Louer Dieu en vociférant
L’engouement sans cesse grandissant des ouailles pour les chants religieux composés par des païens fait évidemment grincer les dents sous les chapiteaux des églises. Le premier à porter l’estocade est le prêtre et musicologue Jean-Marie Bodo, qui parle de profanation et dénonce la vacuité des textes. « Bon nombre de chansons produites par les laïcs comportent des aberrations. Il y a par exemple une chanson qui dit ‘Maria nna dzu ma, me ne mbo minsem’ (Marie, pardonne-moi, je suis pécheur). Les gens la chantent pendant leurs moments de prières, alors que Marie n’a pas le pouvoir de pardonner les péchés. Ces introductions libres qui arrivent aujourd’hui sans censure font que la liturgie devient un mélange de tout, du bon et du mauvais », déplore l’abbé J-M Bodo.

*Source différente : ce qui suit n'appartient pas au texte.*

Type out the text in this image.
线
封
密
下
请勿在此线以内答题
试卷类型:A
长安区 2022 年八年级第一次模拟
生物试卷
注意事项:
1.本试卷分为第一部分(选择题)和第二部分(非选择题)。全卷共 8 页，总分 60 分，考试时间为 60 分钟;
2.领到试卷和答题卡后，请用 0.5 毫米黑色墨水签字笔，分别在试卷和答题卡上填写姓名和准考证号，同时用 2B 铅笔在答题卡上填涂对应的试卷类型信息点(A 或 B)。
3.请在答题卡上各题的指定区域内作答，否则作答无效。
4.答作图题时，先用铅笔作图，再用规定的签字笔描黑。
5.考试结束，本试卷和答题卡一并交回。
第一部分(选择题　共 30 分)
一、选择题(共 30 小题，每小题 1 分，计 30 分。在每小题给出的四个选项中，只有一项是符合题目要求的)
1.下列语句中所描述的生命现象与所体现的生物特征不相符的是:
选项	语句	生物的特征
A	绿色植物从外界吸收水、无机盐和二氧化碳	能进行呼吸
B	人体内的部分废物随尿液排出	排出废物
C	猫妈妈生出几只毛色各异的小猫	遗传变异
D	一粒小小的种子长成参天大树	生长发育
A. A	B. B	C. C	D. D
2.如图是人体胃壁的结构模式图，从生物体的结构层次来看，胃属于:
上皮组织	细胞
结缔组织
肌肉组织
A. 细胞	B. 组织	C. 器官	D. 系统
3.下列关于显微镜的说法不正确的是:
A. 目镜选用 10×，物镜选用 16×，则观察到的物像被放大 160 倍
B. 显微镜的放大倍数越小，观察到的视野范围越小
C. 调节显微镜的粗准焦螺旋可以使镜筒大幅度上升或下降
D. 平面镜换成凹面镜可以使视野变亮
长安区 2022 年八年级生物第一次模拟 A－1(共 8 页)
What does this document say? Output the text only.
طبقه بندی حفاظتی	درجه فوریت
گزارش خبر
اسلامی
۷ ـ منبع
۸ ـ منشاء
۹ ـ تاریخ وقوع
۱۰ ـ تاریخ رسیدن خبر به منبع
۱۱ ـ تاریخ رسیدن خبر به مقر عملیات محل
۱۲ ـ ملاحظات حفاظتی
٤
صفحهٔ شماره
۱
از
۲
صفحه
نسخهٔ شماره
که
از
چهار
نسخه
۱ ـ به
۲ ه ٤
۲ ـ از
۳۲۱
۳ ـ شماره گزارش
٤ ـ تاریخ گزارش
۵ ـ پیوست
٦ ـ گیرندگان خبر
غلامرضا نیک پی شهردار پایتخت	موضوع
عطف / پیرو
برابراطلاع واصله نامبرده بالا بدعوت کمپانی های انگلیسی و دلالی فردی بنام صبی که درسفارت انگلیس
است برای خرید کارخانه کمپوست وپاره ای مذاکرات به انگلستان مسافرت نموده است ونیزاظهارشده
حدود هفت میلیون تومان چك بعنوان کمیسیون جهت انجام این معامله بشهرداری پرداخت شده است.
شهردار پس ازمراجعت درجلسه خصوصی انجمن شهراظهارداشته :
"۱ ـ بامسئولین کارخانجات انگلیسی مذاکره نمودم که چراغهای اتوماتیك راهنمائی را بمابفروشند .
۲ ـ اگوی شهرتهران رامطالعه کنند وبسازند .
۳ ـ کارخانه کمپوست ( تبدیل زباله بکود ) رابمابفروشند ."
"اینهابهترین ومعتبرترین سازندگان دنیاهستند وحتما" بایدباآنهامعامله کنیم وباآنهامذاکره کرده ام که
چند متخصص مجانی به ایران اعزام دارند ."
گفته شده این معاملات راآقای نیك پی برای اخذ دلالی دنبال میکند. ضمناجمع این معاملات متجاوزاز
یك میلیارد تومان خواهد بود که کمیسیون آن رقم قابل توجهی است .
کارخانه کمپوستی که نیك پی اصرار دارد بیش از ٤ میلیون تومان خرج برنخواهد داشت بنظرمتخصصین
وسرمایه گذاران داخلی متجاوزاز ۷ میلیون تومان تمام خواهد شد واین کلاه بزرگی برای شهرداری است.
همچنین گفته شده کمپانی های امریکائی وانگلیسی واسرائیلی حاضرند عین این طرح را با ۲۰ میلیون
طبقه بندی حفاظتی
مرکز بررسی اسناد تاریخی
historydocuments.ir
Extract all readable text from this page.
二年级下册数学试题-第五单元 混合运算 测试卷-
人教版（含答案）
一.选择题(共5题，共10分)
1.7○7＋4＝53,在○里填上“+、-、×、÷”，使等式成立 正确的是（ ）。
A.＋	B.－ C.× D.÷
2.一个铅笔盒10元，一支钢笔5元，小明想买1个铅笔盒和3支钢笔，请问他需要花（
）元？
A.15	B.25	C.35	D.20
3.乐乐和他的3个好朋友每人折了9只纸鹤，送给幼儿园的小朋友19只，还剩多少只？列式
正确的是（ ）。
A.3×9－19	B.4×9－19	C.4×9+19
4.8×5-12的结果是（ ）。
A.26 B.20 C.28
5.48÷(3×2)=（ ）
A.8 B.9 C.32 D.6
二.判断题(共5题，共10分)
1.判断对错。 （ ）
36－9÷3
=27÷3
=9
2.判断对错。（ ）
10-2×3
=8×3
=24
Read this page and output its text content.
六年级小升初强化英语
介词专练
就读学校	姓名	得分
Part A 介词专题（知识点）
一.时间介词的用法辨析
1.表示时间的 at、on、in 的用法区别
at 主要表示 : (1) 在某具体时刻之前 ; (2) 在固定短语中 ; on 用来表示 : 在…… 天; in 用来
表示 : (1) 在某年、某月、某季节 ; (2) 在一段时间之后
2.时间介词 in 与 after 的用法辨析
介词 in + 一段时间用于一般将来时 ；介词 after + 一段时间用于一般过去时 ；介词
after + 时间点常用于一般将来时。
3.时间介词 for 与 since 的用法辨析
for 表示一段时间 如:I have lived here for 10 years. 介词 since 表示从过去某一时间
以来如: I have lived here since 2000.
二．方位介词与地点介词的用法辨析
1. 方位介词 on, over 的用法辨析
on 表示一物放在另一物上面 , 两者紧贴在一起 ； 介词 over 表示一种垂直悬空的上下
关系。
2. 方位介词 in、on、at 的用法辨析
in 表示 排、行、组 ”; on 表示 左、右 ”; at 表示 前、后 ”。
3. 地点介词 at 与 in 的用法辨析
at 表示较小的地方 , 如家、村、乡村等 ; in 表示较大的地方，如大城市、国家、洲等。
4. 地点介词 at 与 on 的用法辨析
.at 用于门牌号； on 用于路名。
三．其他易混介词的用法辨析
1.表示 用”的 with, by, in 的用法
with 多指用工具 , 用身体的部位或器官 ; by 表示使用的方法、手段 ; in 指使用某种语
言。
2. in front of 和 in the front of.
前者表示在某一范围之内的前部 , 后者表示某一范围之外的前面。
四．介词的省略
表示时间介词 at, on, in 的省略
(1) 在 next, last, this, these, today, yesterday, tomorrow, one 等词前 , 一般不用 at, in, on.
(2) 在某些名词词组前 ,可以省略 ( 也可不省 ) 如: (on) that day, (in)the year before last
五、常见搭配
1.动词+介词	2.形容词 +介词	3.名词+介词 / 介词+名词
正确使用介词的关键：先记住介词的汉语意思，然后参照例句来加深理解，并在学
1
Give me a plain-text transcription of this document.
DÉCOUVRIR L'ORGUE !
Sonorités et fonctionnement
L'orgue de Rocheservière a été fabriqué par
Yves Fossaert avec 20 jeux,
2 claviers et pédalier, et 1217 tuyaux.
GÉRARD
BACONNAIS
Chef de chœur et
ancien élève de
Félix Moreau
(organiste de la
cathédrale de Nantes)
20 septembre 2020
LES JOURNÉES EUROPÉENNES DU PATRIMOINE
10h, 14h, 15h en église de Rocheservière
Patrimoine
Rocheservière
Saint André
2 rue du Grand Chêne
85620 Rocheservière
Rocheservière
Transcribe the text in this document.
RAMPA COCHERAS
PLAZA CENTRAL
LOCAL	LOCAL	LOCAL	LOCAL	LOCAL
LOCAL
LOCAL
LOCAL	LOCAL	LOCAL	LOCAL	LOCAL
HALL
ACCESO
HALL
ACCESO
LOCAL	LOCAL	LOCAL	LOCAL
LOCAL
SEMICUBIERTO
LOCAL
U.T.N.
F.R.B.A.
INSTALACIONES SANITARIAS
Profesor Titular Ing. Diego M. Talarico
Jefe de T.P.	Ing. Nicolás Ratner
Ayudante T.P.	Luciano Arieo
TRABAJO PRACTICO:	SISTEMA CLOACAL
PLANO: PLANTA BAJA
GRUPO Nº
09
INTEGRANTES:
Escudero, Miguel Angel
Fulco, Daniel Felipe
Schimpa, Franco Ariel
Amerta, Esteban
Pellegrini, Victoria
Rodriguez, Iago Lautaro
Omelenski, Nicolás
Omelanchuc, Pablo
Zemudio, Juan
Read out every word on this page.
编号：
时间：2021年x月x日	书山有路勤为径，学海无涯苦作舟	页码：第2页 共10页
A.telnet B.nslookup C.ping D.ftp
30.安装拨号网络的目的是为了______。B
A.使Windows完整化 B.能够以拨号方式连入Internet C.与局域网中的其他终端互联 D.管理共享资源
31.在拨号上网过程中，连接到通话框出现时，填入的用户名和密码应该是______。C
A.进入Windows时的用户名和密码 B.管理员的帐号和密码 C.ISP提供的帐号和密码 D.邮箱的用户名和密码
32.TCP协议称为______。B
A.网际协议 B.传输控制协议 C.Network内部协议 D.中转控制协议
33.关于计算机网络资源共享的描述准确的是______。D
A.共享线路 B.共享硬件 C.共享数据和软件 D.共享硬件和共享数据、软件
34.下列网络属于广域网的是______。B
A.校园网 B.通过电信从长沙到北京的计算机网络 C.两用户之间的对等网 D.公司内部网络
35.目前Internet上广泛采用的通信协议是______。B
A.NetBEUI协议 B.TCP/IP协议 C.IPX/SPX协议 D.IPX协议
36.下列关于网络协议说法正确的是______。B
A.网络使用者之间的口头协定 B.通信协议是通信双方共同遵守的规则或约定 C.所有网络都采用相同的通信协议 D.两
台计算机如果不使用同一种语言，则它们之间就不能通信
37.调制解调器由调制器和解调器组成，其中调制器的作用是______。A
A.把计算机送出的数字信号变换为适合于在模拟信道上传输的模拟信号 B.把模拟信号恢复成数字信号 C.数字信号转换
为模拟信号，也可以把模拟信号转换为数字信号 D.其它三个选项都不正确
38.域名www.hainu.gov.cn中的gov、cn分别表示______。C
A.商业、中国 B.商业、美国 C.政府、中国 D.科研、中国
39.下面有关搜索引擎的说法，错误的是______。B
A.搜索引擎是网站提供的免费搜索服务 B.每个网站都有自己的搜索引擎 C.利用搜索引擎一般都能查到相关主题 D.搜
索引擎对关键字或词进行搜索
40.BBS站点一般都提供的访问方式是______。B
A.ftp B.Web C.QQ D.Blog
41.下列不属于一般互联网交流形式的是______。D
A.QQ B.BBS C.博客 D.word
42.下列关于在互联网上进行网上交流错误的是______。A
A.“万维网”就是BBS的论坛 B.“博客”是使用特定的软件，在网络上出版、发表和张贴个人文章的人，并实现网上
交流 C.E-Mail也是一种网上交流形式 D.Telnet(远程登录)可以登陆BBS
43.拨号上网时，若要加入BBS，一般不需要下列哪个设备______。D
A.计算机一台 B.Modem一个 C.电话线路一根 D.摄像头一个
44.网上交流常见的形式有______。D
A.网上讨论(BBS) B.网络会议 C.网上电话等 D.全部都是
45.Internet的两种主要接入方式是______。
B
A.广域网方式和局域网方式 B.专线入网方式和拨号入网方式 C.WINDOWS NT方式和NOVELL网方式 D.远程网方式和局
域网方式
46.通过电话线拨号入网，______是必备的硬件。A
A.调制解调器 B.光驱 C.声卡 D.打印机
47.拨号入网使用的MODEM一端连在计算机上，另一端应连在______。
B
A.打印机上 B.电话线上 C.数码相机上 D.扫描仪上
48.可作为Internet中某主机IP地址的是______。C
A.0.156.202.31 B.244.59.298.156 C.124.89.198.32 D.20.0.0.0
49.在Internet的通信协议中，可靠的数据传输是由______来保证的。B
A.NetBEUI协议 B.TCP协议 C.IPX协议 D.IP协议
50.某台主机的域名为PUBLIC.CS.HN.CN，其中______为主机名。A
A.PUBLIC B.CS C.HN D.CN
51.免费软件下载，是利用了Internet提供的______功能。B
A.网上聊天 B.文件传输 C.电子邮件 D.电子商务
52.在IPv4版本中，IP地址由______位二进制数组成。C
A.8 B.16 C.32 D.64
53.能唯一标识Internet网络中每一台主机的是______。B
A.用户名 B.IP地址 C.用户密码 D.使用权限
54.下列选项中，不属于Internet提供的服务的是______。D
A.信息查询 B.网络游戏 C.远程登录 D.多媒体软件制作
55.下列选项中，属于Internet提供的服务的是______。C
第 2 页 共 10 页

Une indignation partagée par l’un des pères fondateurs de la musique religieuse au Cameroun, l’abbé François-Xavier Amara. « Les chansons ne portent pas au recueillement. La prière liturgique doit être sérieuse, adoratrice. On ne loue pas Dieu en vociférant », explique-t-il. Des arguments qui font sourire les maisons de production des disques qui ont trouvé en la musique religieuse un nouveau filon en or.